Mother's Day has Phila. ties
Mother's Day became a national holiday due to the efforts of Philadelphia resident Anna Marie Jarvis. The initiative was a tribute, befittingly, to Jarvis' own mother. Strangely, Jarvis would spend her final years denouncing the holiday.
Mother's Day became a national holiday due to the efforts of Philadelphia resident Anna Marie Jarvis. The initiative was a tribute, befittingly, to Jarvis' own mother. Strangely, Jarvis would spend her final years denouncing the holiday.
Anna was born in Webster, W.Va., in 1864, to Granville E. Jarvis and Ann Maria Reeves. She was inspired by the work of her mother, who had established Mothers' Day Work Clubs in multiple cities in an effort to improve sanitation conditions and to give basic medical aid to soldiers.
Like her mother, Anna, who never married nor had children, was an activist.
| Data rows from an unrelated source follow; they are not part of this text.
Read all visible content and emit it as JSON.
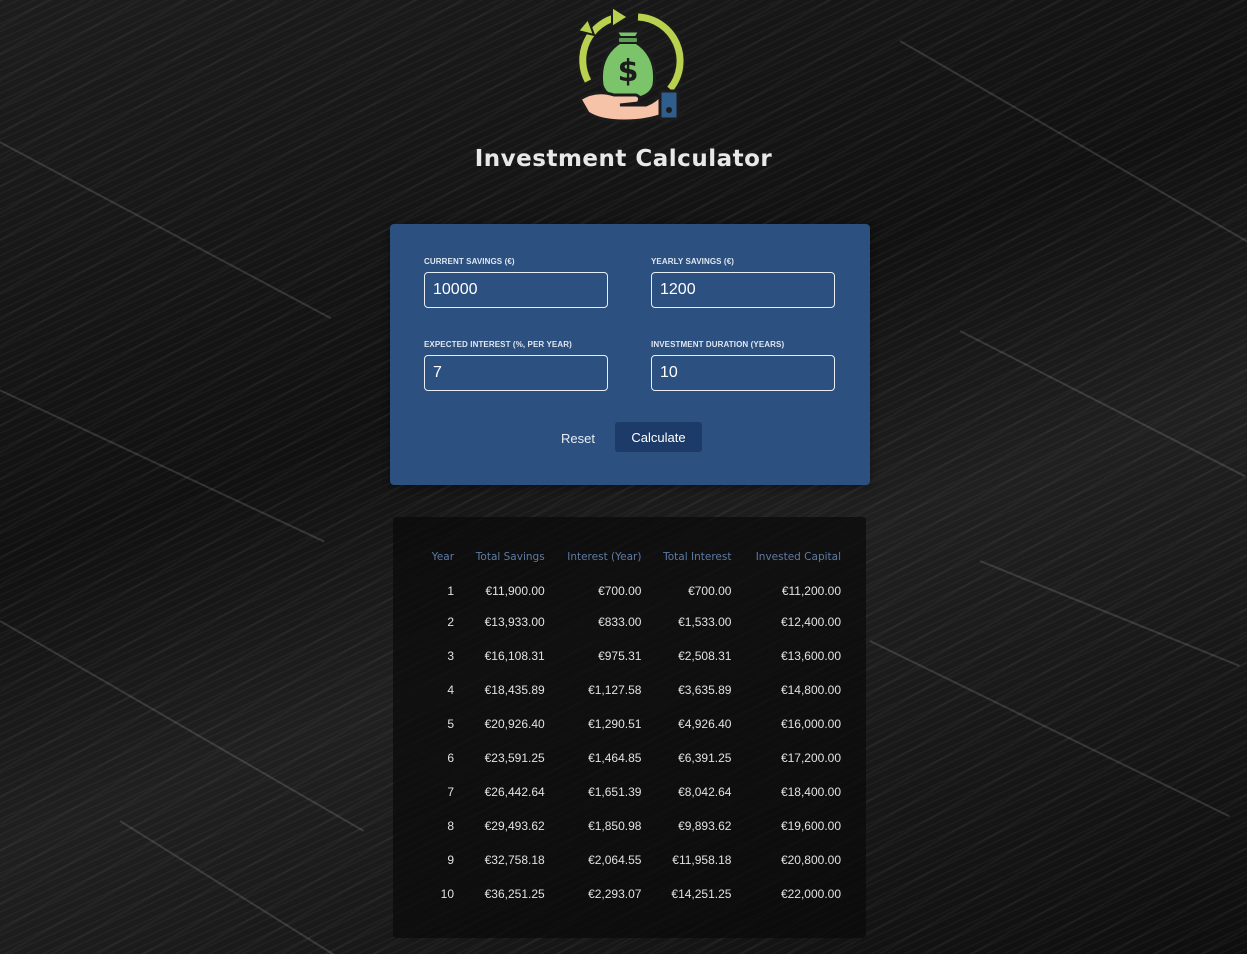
{
  "header": {
    "title": "Investment Calculator",
    "logo_icon": "money-bag-hand-icon"
  },
  "form": {
    "fields": [
      {
        "label": "CURRENT SAVINGS (€)",
        "value": "10000"
      },
      {
        "label": "YEARLY SAVINGS (€)",
        "value": "1200"
      },
      {
        "label": "EXPECTED INTEREST (%, PER YEAR)",
        "value": "7"
      },
      {
        "label": "INVESTMENT DURATION (YEARS)",
        "value": "10"
      }
    ],
    "reset_label": "Reset",
    "calculate_label": "Calculate"
  },
  "results": {
    "columns": [
      "Year",
      "Total Savings",
      "Interest (Year)",
      "Total Interest",
      "Invested Capital"
    ],
    "rows": [
      [
        "1",
        "€11,900.00",
        "€700.00",
        "€700.00",
        "€11,200.00"
      ],
      [
        "2",
        "€13,933.00",
        "€833.00",
        "€1,533.00",
        "€12,400.00"
      ],
      [
        "3",
        "€16,108.31",
        "€975.31",
        "€2,508.31",
        "€13,600.00"
      ],
      [
        "4",
        "€18,435.89",
        "€1,127.58",
        "€3,635.89",
        "€14,800.00"
      ],
      [
        "5",
        "€20,926.40",
        "€1,290.51",
        "€4,926.40",
        "€16,000.00"
      ],
      [
        "6",
        "€23,591.25",
        "€1,464.85",
        "€6,391.25",
        "€17,200.00"
      ],
      [
        "7",
        "€26,442.64",
        "€1,651.39",
        "€8,042.64",
        "€18,400.00"
      ],
      [
        "8",
        "€29,493.62",
        "€1,850.98",
        "€9,893.62",
        "€19,600.00"
      ],
      [
        "9",
        "€32,758.18",
        "€2,064.55",
        "€11,958.18",
        "€20,800.00"
      ],
      [
        "10",
        "€36,251.25",
        "€2,293.07",
        "€14,251.25",
        "€22,000.00"
      ]
    ]
  },
  "colors": {
    "card": "#2c5080",
    "button": "#1c3b68",
    "header_text": "#5e7ba4"
  }
}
She was a suffragist and involved in the welfare and temperance movements of the late 1800s and early 1900s.
In the early 1900s, her family moved to Philadelphia. Soon after their arrival, Jarvis' mother died. Anna held a memorial service in honor of her mother in 1907 and vowed to create a national holiday that honored all mothers.
Mother's Day, now celebrated on the second Sunday in May, was officially recognized in 1914. However, within five years, Anna was fighting against the very holiday she helped create. She became unhappy with the holiday's commercialization, and detested the idea of people only sending a greeting card or candy to their mothers. Jarvis, along with her sister Ellsinore, spent the rest of their lives campaigning against Mother's Day, including an arrest for disturbing the peace.
The campaigning strained the family's resources, and Jarvis died penniless at the Marshall Square Sanatorium in West Chester, on Nov. 24, 1948. She is buried at West Laurel Hill Cemetery in Bala Cynwyd. Jarvis did not marry nor have children.